С этим кличем вновь понеслись по аилам глашатаи. А кинул клич, всем на удивление, не кто иной, как Абиль-бий.
— Садитесь в седла, старые старики и малые ребята. Девушки, готовьтесь встать в один ряд с джигитами. Все подымайтесь, все до одного! Вооружайся, несчастный народ…
Абиль-бий что ни день распускал новые слухи, пугал людей жестокостью солдат-карателей, будоражил народ. Может, властный Абиль-бий хочет на этом выиграть? Никто не мог ни на что решиться; то ли и вправду ополчаться, то ли бежать подальше в горы… А, может, дальновидный Абиль-бий верно говорит? И нет другого выхода, другого пути? Но так или иначе в результате всей этой шумихи распыленные, разрозненные силы начали собираться воедино.

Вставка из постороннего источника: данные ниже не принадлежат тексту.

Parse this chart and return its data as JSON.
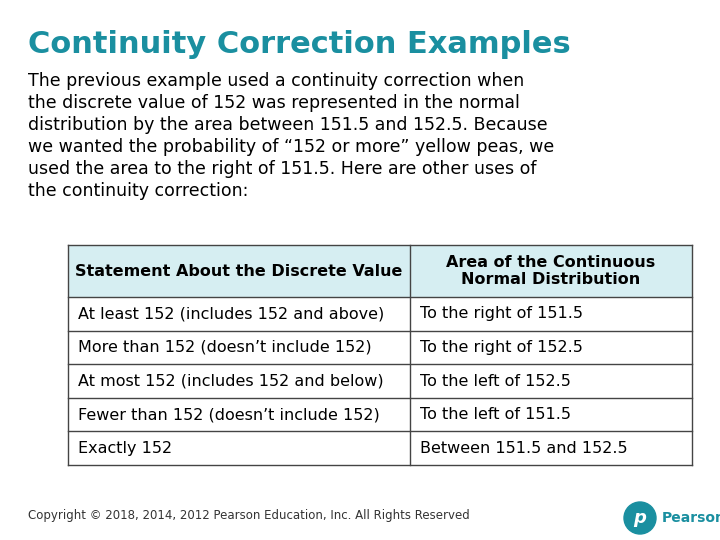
{
  "title": "Continuity Correction Examples",
  "title_color": "#1a8fa0",
  "body_lines": [
    "The previous example used a continuity correction when",
    "the discrete value of 152 was represented in the normal",
    "distribution by the area between 151.5 and 152.5. Because",
    "we wanted the probability of “152 or more” yellow peas, we",
    "used the area to the right of 151.5. Here are other uses of",
    "the continuity correction:"
  ],
  "table_headers": [
    "Statement About the Discrete Value",
    "Area of the Continuous\nNormal Distribution"
  ],
  "table_rows": [
    [
      "At least 152 (includes 152 and above)",
      "To the right of 151.5"
    ],
    [
      "More than 152 (doesn’t include 152)",
      "To the right of 152.5"
    ],
    [
      "At most 152 (includes 152 and below)",
      "To the left of 152.5"
    ],
    [
      "Fewer than 152 (doesn’t include 152)",
      "To the left of 151.5"
    ],
    [
      "Exactly 152",
      "Between 151.5 and 152.5"
    ]
  ],
  "row_shading": [
    "#ffffff",
    "#ffffff",
    "#ffffff",
    "#ffffff",
    "#ffffff"
  ],
  "header_bg": "#d6eef2",
  "copyright": "Copyright © 2018, 2014, 2012 Pearson Education, Inc. All Rights Reserved",
  "bg_color": "#ffffff",
  "text_color": "#000000",
  "table_border_color": "#444444",
  "title_fontsize": 22,
  "body_fontsize": 12.5,
  "table_header_fontsize": 11.5,
  "table_body_fontsize": 11.5
}
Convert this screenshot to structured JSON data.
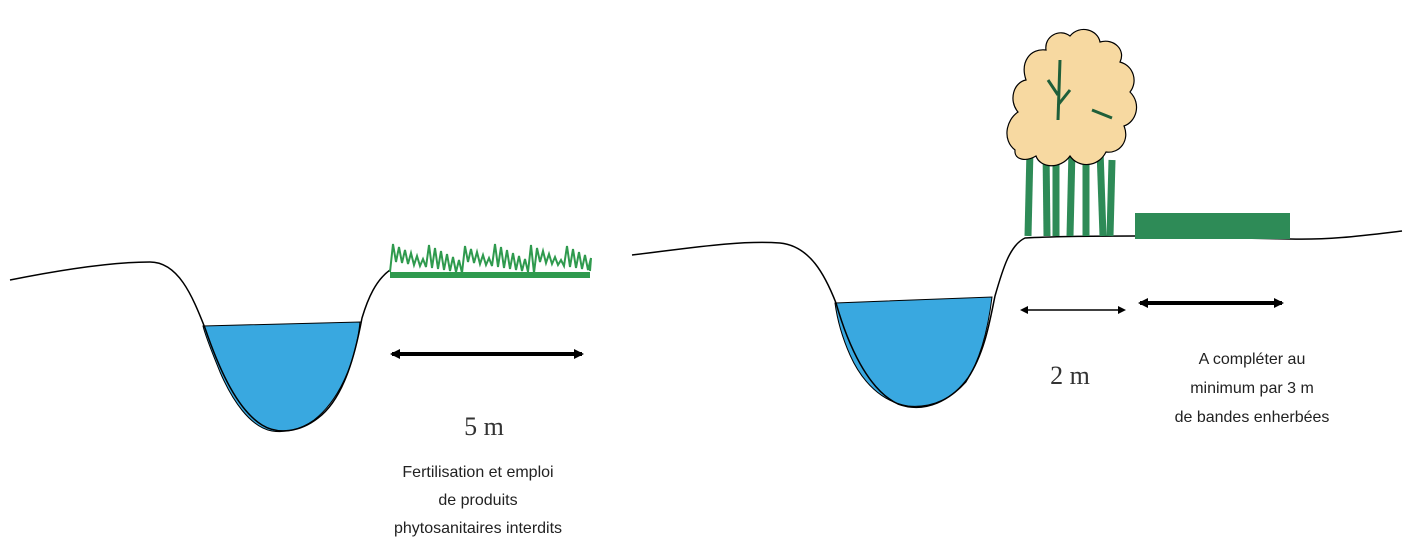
{
  "left_panel": {
    "distance_label": "5 m",
    "caption_lines": [
      "Fertilisation et emploi",
      "de produits",
      "phytosanitaires interdits"
    ]
  },
  "right_panel": {
    "distance_label_trees": "2 m",
    "caption_lines": [
      "A compléter au",
      "minimum par 3 m",
      "de bandes enherbées"
    ]
  },
  "colors": {
    "water": "#39a8e0",
    "grass": "#2f9a4e",
    "grass_strip": "#2e8b57",
    "tree_foliage": "#f7d9a1",
    "tree_trunk": "#2e8b57",
    "ground_line": "#000000",
    "arrow": "#000000"
  }
}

Бекназар в последнее время осунулся, побледнел; он не мог забыть гибели Исхака и день ото дня старел. Что теперь делать? И чем все это кончится? Что проку ное-вать с кем-то? Или с кем-то объединяться? Он в глубине души примирился с грядущей одинокой старостью, попрощался с боевым скакуном, ратным мечом и богатырской славой. Молился, стал носить малахай и перепоясался белым платком. Тенирберди и Кулкиши — вот с кем проводит он теперь свое время.
— Судьба всего народа висит на волоске, поднялся народ на такой перевал, что кружится голова. Кто может нынче дать совет, указать путь? — покачал головой Тенирберди.
Бекназар, казалось, не хотел думать об этом; сидя неподвижно, глядел он в ту сторону, где все шире разливалось по небу темное зарево заката.
— Был, говорят, в старину один аджо[77],— начал Тенирберди вдруг. — И захотел он пойти в поход и разграбить все земли от восхода солнца до заката. Приказал он при этом казнить всех стариков, достигших возраста шестидесяти лет — только мешать они будут в великом походе. Приказ есть приказ. И только один человек, единственный сын своего отца, не осмелился поднять руку на старика и показал аджо одежду отца, испачканную кровью козленка. А старика спрятал. Кончились приготовления, забили боевые барабаны, затрубили трубы, начался поход. А в те времена отправлялись вместе с мужчинами их семьи, гнали люди и скот с собой.